The initial takeaway from last week’s election results was that Republicans have lost considerable ground in the higher-income, well-educated suburban areas that have been the party’s backbone for decades. With a more complete map of called House races, we can see exactly how devastating the GOP’s slippage in these parts of the country has been.

By my count, Republicans have lost 31 House seats in what might be considered suburban districts. All are at or above the national average for median income, higher-education attainment, or both. That list includes three in New Jersey, one in New York, four in Pennsylvania, three in Virginia, two in Michigan, two in Illinois, one in South Carolina, one in Georgia, two in Florida, two in Minnesota, two in Texas, one in Oklahoma, one in Kansas, one in Colorado, one in Arizona, three in California, and one in Washington state.

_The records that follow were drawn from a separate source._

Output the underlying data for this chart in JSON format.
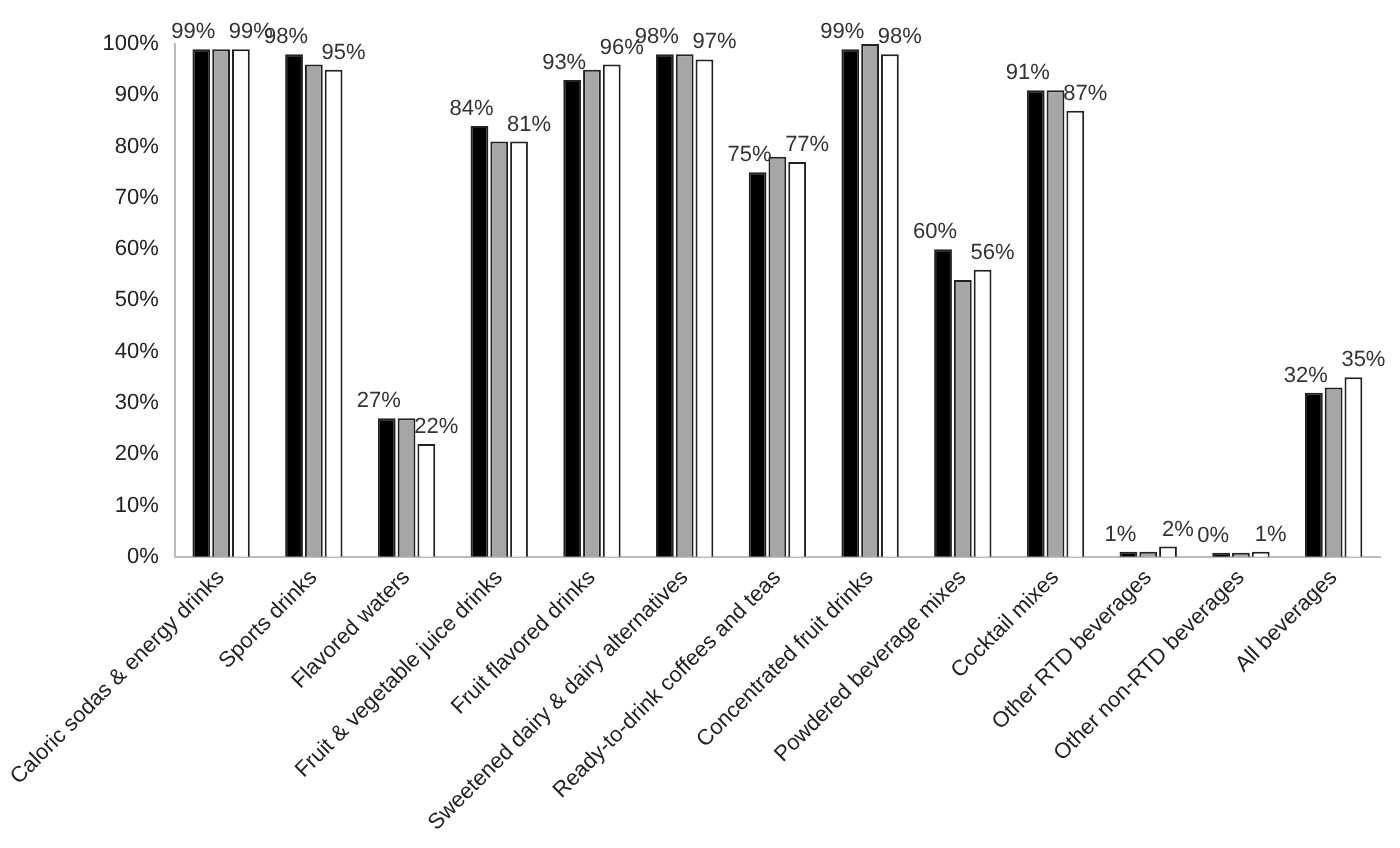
{
  "chart_data": {
    "type": "bar",
    "categories": [
      "Caloric sodas & energy drinks",
      "Sports drinks",
      "Flavored waters",
      "Fruit & vegetable juice drinks",
      "Fruit flavored drinks",
      "Sweetened dairy & dairy alternatives",
      "Ready-to-drink coffees and teas",
      "Concentrated fruit drinks",
      "Powdered beverage mixes",
      "Cocktail mixes",
      "Other RTD beverages",
      "Other non-RTD beverages",
      "All beverages"
    ],
    "series": [
      {
        "color": "#000000",
        "values": [
          99,
          98,
          27,
          84,
          93,
          98,
          75,
          99,
          60,
          91,
          1,
          0,
          32
        ],
        "value_labels": [
          "99%",
          "98%",
          "27%",
          "84%",
          "93%",
          "98%",
          "75%",
          "99%",
          "60%",
          "91%",
          "1%",
          "0%",
          "32%"
        ]
      },
      {
        "color": "#a6a6a6",
        "values": [
          99,
          96,
          27,
          81,
          95,
          98,
          78,
          100,
          54,
          91,
          1,
          0,
          33
        ]
      },
      {
        "color": "#ffffff",
        "values": [
          99,
          95,
          22,
          81,
          96,
          97,
          77,
          98,
          56,
          87,
          2,
          1,
          35
        ],
        "value_labels": [
          "99%",
          "95%",
          "22%",
          "81%",
          "96%",
          "97%",
          "77%",
          "98%",
          "56%",
          "87%",
          "2%",
          "1%",
          "35%"
        ]
      }
    ],
    "ylim": [
      0,
      100
    ],
    "yticks": [
      {
        "value": 0,
        "label": "0%"
      },
      {
        "value": 10,
        "label": "10%"
      },
      {
        "value": 20,
        "label": "20%"
      },
      {
        "value": 30,
        "label": "30%"
      },
      {
        "value": 40,
        "label": "40%"
      },
      {
        "value": 50,
        "label": "50%"
      },
      {
        "value": 60,
        "label": "60%"
      },
      {
        "value": 70,
        "label": "70%"
      },
      {
        "value": 80,
        "label": "80%"
      },
      {
        "value": 90,
        "label": "90%"
      },
      {
        "value": 100,
        "label": "100%"
      }
    ],
    "grid": false,
    "legend": false
  }
}
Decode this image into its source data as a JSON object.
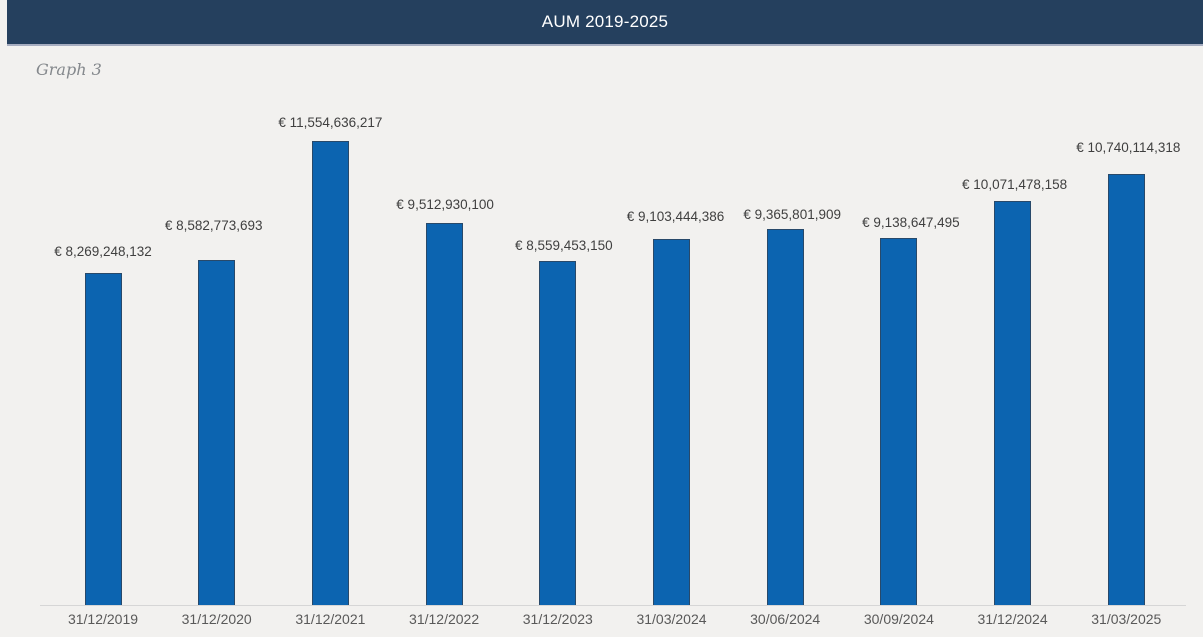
{
  "window": {
    "title": "AUM 2019-2025"
  },
  "caption": "Graph 3",
  "chart_data": {
    "type": "bar",
    "title": "AUM 2019-2025",
    "currency": "EUR",
    "categories": [
      "31/12/2019",
      "31/12/2020",
      "31/12/2021",
      "31/12/2022",
      "31/12/2023",
      "31/03/2024",
      "30/06/2024",
      "30/09/2024",
      "31/12/2024",
      "31/03/2025"
    ],
    "values": [
      8269248132,
      8582773693,
      11554636217,
      9512930100,
      8559453150,
      9103444386,
      9365801909,
      9138647495,
      10071478158,
      10740114318
    ],
    "value_labels": [
      "€ 8,269,248,132",
      "€ 8,582,773,693",
      "€ 11,554,636,217",
      "€ 9,512,930,100",
      "€ 8,559,453,150",
      "€ 9,103,444,386",
      "€ 9,365,801,909",
      "€ 9,138,647,495",
      "€ 10,071,478,158",
      "€ 10,740,114,318"
    ],
    "ylim": [
      0,
      11554636217
    ],
    "grid": false,
    "legend": false,
    "data_labels_position": "outside-end",
    "bar_color": "#0c64b0",
    "axis_line_color": "#d6d6d6",
    "label_color": "#3f3f3f",
    "tick_label_color": "#595959"
  },
  "colors": {
    "header_background": "#25405e",
    "header_text": "#ffffff",
    "page_background": "#f2f1ef",
    "caption_text": "#84888c"
  }
}
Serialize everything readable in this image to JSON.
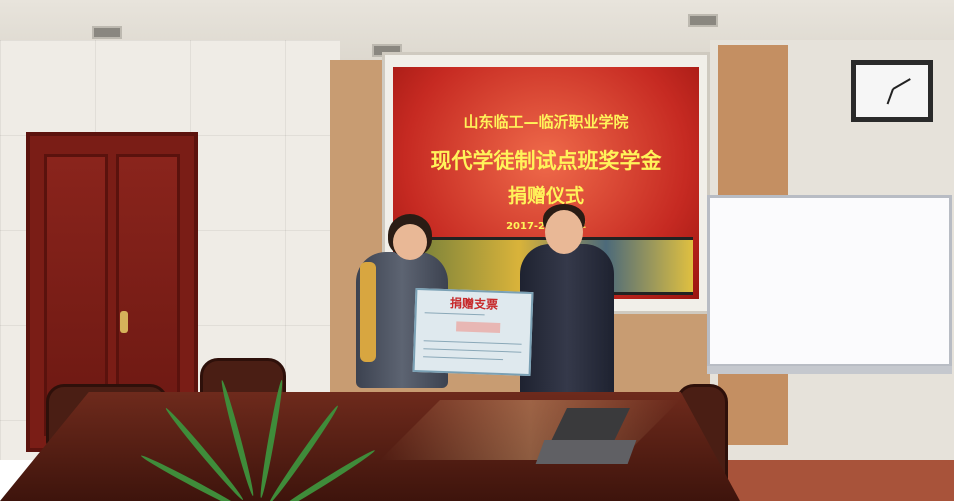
{
  "slide": {
    "line1": "山东临工—临沂职业学院",
    "line2": "现代学徒制试点班奖学金",
    "line3": "捐赠仪式",
    "line4": "2017-2018学年"
  },
  "cheque": {
    "title": "捐赠支票"
  },
  "colors": {
    "slide_red": "#c62a22",
    "slide_text": "#fff35a",
    "cheque_title": "#c7282a",
    "door": "#7a1d16",
    "wall_panel": "#c89c72"
  }
}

This does not include a handful of districts where the Republican candidate is losing but the race has not yet been called, such as Mia Love in the Salt Lake City suburbs or Tom MacArthur in South Jersey. Nor does it include numerous suburban districts where Republican incumbents held on but ran awfully close races—like Rob Woodall of Georgia, George Holding on North Carolina, Kenny Marchant of Texas, Mimi Walters of California, or Andy Barr of Kentucky.

Needless to say, the Democrats can attribute their taking of the House majority to winning these districts, many of which had in 2016 split their ballots by voting for Hillary Clinton over Donald Trump. That split might reflect what voters in the suburbs reasonably thought they might be getting: a Democratic president and a Republican House, divided government. The 2018 midterms might be seen as a correction, giving America a Democratic House to rein in a Republican president.

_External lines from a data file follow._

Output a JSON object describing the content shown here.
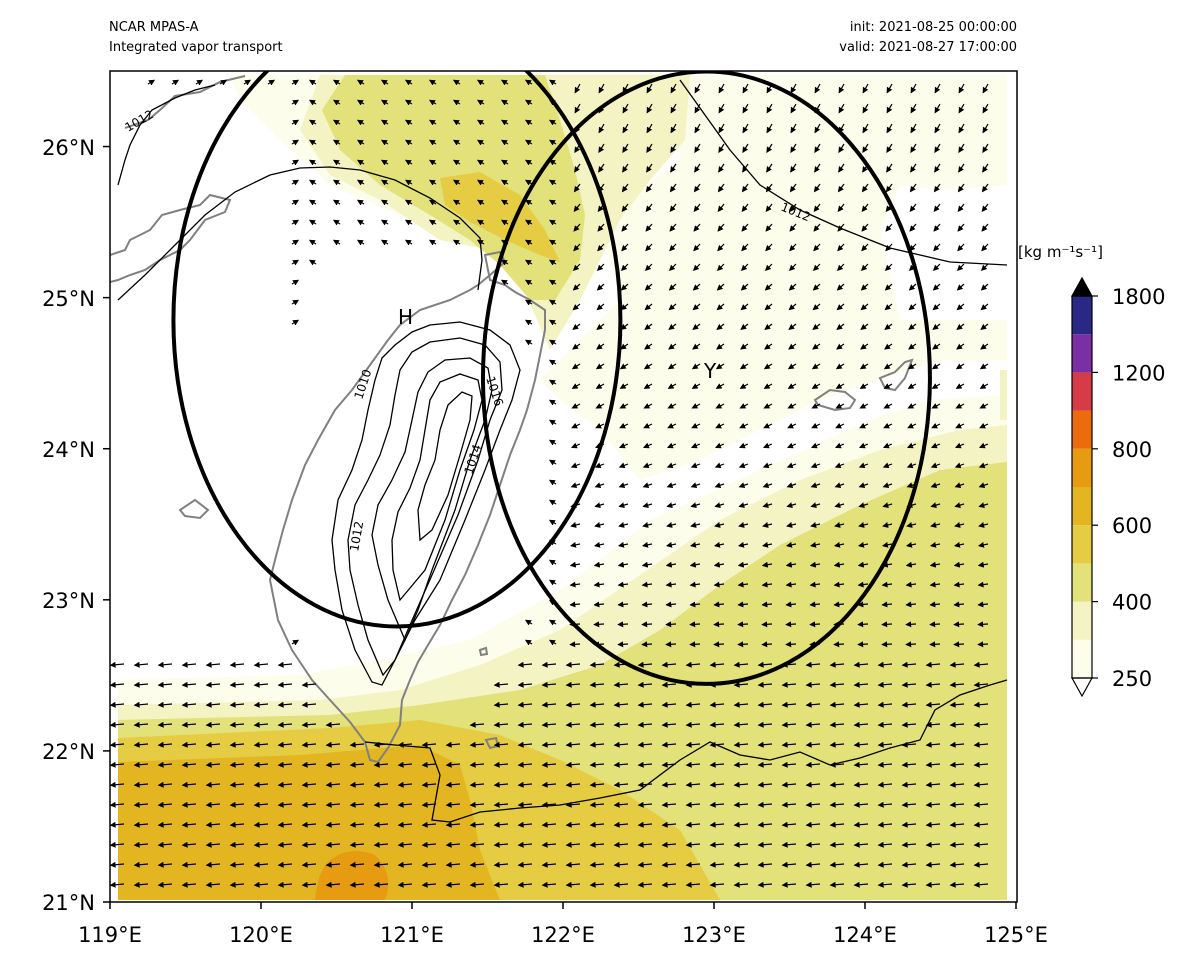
{
  "header": {
    "model": "NCAR MPAS-A",
    "field": "Integrated vapor transport",
    "init": "init: 2021-08-25 00:00:00",
    "valid": "valid: 2021-08-27 17:00:00"
  },
  "map": {
    "lon_range": [
      119,
      125
    ],
    "lat_range": [
      21,
      26.5
    ],
    "x_ticks": [
      {
        "value": 119,
        "label": "119°E"
      },
      {
        "value": 120,
        "label": "120°E"
      },
      {
        "value": 121,
        "label": "121°E"
      },
      {
        "value": 122,
        "label": "122°E"
      },
      {
        "value": 123,
        "label": "123°E"
      },
      {
        "value": 124,
        "label": "124°E"
      },
      {
        "value": 125,
        "label": "125°E"
      }
    ],
    "y_ticks": [
      {
        "value": 26,
        "label": "26°N"
      },
      {
        "value": 25,
        "label": "25°N"
      },
      {
        "value": 24,
        "label": "24°N"
      },
      {
        "value": 23,
        "label": "23°N"
      },
      {
        "value": 22,
        "label": "22°N"
      },
      {
        "value": 21,
        "label": "21°N"
      }
    ],
    "markers": [
      {
        "label": "H",
        "lon": 120.9,
        "lat": 24.85
      },
      {
        "label": "Y",
        "lon": 122.9,
        "lat": 24.5
      }
    ],
    "circles": [
      {
        "lon": 120.9,
        "lat": 24.85,
        "radius_deg": 1.48
      },
      {
        "lon": 122.95,
        "lat": 24.47,
        "radius_deg": 1.48
      }
    ],
    "isobar_labels": [
      "1012",
      "1012",
      "1010",
      "1012",
      "1014",
      "1016"
    ]
  },
  "colorbar": {
    "unit_label": "[kg m⁻¹s⁻¹]",
    "levels": [
      250,
      300,
      400,
      500,
      600,
      700,
      800,
      1000,
      1200,
      1500,
      1800
    ],
    "colors": [
      "#fcfdeb",
      "#f3f3c4",
      "#e2e17a",
      "#e6cc43",
      "#e3b621",
      "#e69b10",
      "#ec6c0d",
      "#d63b47",
      "#7a2fa3",
      "#2a2885"
    ],
    "extend_low_color": "#ffffff",
    "extend_high_color": "#000000",
    "tick_labels": [
      {
        "value": 250,
        "label": "250"
      },
      {
        "value": 400,
        "label": "400"
      },
      {
        "value": 600,
        "label": "600"
      },
      {
        "value": 800,
        "label": "800"
      },
      {
        "value": 1200,
        "label": "1200"
      },
      {
        "value": 1800,
        "label": "1800"
      }
    ]
  }
}
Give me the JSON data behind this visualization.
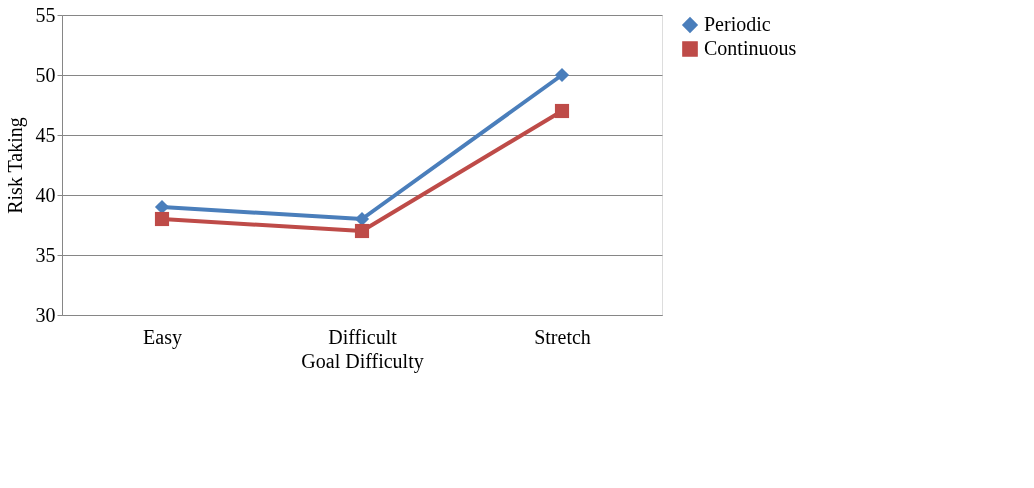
{
  "chart_data": {
    "type": "line",
    "xlabel": "Goal Difficulty",
    "ylabel": "Risk Taking",
    "categories": [
      "Easy",
      "Difficult",
      "Stretch"
    ],
    "series": [
      {
        "name": "Periodic",
        "color": "#4a7ebb",
        "values": [
          39,
          38,
          50
        ],
        "marker": "diamond"
      },
      {
        "name": "Continuous",
        "color": "#be4b48",
        "values": [
          38,
          37,
          47
        ],
        "marker": "square"
      }
    ],
    "ylim": [
      30,
      55
    ],
    "yticks": [
      30,
      35,
      40,
      45,
      50,
      55
    ],
    "grid": "y",
    "legend": "right",
    "line_style": "solid"
  }
}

Trump’s Republicans have a problem in the suburbs, but does it spell certain doom for Trump in 2020? Look where many of these districts are. Some are in solidly Democratic states like California or New Jersey, while others are in solidly Republican ones, like Oklahoma and South Carolina. When it comes to presidential races, you don’t have to win the suburbs to win the state outright and collect all the electoral votes.

What about the swingier states? Trump may lose the suburbs for the GOP but gain enough rural and blue-collar voters to offset them, especially in the Midwestern states in which he edged out Clinton in 2016. David Byler points out this is a mixed bag for Trump—Michigan looks like it could really be trending more swing, and more attainable for Trump and the GOP, than Pennsylvania.

But even if Trump can eke out another Electoral College victory by shedding the marginal suburban votes for greater rural turnout, that doesn’t solve his House problem. Congressional majorities are built on broader coalitions than the narrowest possible paths to the presidency. Democrats learned this the hard way when, in 2010, the party was wiped out (outside of majority-black districts) in the South. Barack Obama did what no other modern president had done by shrinking his popular vote total while still winning re-election in 2012. But Democrats never won back the House for the rest of Obama’s presidency, and his legislative agenda was effectively dead.

If the GOP hopes to be back in the driver’s seat on Capitol Hill in a hypothetical second Trump term, the party (and the president) will have to figure out how to reverse the trend in the suburbs.